When we have established our boundaries we get along better with friends, co-worker, neighbors, relatives, and partners.  We discover what our values are and what our value is.  It’s about knowing what we are willing to accept and what we aren’t and we commit ourselves to it.  That way when people cross our boundaries (and unfortunately some will) we become empowered with the signal that something isn’t right and that action needs to be taken. 

When we do not accept the crossing of our boundaries, we give attention to our basic gut instinct that keeps us safe, physically and emotionally.  In keeping our boundaries strong we say no to those whose behaviour is unacceptable and inappropriate.  We are saying we value ourselves.

Having boundaries is one of the most healthy things we can do for ourselves.  Some of the most critical mistakes I’ve made in my own life have been when I allowed my boundaries to be crossed and I suffered needlessly for it.  Having boundaries doesn’t turn us into hard s.o.b.’s.  It doesn’t mean we aren’t flexible to people and life challenges.

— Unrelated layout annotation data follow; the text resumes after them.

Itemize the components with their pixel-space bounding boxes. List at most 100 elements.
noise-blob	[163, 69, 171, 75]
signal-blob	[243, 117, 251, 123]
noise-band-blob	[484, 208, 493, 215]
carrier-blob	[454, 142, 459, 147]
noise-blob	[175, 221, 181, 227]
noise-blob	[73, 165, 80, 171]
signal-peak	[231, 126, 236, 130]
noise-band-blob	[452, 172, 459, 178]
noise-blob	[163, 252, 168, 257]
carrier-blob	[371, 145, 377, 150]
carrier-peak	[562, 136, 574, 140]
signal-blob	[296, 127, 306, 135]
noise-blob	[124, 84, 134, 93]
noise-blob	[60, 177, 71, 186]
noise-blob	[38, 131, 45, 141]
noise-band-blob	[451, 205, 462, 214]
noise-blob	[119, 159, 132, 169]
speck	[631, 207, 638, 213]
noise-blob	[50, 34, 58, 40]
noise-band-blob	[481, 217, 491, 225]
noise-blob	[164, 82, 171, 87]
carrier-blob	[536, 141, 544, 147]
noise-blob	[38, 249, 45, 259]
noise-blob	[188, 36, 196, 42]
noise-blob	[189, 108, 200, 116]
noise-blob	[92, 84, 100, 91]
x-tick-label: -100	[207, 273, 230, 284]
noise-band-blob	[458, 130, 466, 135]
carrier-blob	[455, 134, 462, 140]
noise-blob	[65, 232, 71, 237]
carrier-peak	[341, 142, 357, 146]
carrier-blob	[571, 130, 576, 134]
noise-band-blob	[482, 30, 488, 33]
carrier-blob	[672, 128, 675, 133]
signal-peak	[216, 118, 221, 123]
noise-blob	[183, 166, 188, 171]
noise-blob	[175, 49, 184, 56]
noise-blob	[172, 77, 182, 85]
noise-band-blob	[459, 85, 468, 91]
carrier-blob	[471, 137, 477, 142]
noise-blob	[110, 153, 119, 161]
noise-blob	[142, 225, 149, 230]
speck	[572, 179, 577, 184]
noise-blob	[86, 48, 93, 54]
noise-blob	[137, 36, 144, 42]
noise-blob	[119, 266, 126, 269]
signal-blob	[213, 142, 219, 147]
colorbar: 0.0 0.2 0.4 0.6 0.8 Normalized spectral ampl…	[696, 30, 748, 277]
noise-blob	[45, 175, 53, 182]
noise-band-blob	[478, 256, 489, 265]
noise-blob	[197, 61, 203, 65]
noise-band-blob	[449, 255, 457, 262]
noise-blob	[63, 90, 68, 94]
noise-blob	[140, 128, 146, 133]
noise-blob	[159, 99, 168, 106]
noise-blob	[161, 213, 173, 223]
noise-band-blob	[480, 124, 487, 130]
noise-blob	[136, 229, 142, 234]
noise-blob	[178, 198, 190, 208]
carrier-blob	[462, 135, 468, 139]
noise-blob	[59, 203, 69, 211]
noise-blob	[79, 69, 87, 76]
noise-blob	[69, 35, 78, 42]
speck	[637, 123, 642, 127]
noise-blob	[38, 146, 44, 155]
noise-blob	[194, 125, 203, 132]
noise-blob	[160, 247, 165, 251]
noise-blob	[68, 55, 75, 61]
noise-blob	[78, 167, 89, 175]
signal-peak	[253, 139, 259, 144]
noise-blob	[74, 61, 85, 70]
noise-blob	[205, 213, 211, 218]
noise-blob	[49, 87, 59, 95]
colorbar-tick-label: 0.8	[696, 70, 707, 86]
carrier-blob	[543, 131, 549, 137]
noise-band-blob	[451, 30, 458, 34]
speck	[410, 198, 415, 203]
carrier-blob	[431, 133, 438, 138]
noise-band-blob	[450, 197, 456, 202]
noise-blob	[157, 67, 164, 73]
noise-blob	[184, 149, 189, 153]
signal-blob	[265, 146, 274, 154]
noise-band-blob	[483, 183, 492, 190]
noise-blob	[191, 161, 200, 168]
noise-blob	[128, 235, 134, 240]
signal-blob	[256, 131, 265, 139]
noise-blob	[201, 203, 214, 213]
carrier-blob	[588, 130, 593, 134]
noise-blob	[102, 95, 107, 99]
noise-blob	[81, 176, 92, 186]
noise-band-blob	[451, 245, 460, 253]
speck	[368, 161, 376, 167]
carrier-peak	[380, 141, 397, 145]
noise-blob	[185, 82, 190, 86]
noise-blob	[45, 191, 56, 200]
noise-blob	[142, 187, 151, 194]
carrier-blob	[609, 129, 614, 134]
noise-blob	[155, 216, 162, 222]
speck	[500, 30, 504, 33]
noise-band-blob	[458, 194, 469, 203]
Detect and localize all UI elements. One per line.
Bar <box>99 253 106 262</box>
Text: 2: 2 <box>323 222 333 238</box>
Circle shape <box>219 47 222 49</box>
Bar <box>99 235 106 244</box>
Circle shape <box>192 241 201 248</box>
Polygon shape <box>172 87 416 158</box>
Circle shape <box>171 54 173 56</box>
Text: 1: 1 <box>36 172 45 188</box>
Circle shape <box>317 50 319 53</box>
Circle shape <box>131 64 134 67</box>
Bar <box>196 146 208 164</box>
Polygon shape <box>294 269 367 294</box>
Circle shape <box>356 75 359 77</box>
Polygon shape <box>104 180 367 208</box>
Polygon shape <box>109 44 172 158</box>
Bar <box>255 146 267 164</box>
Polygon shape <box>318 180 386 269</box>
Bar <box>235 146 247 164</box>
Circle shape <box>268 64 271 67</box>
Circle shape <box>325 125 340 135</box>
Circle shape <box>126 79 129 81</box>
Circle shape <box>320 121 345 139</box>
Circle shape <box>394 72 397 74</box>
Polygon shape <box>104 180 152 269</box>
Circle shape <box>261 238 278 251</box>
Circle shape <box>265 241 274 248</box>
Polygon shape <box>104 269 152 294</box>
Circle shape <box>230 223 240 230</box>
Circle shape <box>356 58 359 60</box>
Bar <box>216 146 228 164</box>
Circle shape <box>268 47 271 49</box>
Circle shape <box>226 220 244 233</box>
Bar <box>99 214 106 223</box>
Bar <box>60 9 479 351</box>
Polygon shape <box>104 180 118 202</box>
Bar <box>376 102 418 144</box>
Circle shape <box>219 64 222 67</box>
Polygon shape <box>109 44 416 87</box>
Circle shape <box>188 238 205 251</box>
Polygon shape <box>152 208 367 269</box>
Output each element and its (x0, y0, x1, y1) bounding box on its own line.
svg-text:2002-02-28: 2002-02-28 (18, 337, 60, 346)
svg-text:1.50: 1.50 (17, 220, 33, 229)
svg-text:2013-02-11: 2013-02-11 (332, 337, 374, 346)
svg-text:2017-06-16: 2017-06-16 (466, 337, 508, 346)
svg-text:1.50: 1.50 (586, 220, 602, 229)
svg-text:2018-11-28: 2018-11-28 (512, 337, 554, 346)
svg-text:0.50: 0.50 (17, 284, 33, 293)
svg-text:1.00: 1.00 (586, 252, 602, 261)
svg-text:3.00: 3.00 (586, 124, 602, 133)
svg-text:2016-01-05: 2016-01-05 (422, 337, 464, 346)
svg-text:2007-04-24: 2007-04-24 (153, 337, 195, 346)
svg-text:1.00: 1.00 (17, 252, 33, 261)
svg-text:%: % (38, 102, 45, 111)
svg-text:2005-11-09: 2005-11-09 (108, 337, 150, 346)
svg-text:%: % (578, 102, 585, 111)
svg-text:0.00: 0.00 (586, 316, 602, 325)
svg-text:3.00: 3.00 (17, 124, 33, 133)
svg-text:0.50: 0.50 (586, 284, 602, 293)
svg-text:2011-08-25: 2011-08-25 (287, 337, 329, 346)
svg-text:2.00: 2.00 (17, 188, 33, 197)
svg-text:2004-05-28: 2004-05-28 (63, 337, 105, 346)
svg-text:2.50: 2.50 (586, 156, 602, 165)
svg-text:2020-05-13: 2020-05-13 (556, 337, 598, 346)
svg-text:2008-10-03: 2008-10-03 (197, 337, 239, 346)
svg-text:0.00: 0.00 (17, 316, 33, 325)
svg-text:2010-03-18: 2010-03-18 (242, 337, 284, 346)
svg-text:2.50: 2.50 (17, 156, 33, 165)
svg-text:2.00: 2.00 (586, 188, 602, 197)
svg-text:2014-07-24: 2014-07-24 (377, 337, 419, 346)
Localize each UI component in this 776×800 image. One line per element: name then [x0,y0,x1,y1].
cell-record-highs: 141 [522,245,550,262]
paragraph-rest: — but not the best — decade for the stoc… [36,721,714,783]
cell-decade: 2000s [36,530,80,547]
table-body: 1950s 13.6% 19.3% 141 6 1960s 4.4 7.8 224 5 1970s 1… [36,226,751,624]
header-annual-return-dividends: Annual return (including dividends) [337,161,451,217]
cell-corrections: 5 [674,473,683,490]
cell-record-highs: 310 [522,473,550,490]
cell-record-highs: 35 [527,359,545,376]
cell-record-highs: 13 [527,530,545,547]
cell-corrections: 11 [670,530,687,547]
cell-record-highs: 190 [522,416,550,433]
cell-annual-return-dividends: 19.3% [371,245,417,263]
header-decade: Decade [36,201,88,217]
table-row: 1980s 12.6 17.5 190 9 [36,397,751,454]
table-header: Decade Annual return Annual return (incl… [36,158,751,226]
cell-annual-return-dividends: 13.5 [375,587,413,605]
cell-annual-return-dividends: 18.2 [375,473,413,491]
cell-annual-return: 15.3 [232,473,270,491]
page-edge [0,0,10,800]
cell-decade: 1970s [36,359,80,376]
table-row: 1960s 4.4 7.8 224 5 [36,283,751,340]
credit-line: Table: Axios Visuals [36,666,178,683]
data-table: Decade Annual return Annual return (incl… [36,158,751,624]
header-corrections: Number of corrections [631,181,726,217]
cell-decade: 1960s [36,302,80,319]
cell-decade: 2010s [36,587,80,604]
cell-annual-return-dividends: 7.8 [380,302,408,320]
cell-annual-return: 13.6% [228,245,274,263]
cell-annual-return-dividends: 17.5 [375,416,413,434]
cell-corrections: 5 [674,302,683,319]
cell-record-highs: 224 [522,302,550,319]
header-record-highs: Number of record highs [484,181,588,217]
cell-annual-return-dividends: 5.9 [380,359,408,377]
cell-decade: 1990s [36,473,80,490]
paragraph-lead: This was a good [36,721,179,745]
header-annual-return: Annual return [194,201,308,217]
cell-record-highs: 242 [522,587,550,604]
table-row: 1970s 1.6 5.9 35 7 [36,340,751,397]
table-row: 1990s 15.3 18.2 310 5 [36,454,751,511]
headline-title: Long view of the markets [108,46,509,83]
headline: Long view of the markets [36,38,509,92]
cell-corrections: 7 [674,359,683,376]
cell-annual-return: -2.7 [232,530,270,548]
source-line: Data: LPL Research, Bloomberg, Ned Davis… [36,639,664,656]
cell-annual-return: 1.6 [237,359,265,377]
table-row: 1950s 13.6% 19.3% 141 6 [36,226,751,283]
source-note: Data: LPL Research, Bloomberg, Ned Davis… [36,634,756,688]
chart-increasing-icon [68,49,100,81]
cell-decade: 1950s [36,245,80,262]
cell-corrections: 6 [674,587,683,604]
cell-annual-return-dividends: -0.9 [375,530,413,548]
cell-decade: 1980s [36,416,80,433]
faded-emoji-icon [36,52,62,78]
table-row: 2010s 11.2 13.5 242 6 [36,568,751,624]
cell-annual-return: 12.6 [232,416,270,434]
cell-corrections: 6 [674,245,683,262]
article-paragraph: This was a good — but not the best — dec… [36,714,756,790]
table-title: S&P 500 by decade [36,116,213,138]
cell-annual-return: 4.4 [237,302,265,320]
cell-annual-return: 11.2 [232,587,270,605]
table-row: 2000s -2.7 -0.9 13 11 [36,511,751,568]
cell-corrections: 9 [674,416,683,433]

If you need a place to start in figuring out your boundaries, look at past relationships, professional and personal.  Look at what did and didn’t work.  In doing this you can start to define what you can put up with and what you cannot.  All relationships must have deal breakers.  Write them down, put it up where you can review it often and adjust yourself to your new set of values.  This is the road to self-esteem, healthy relationships, and self-worth.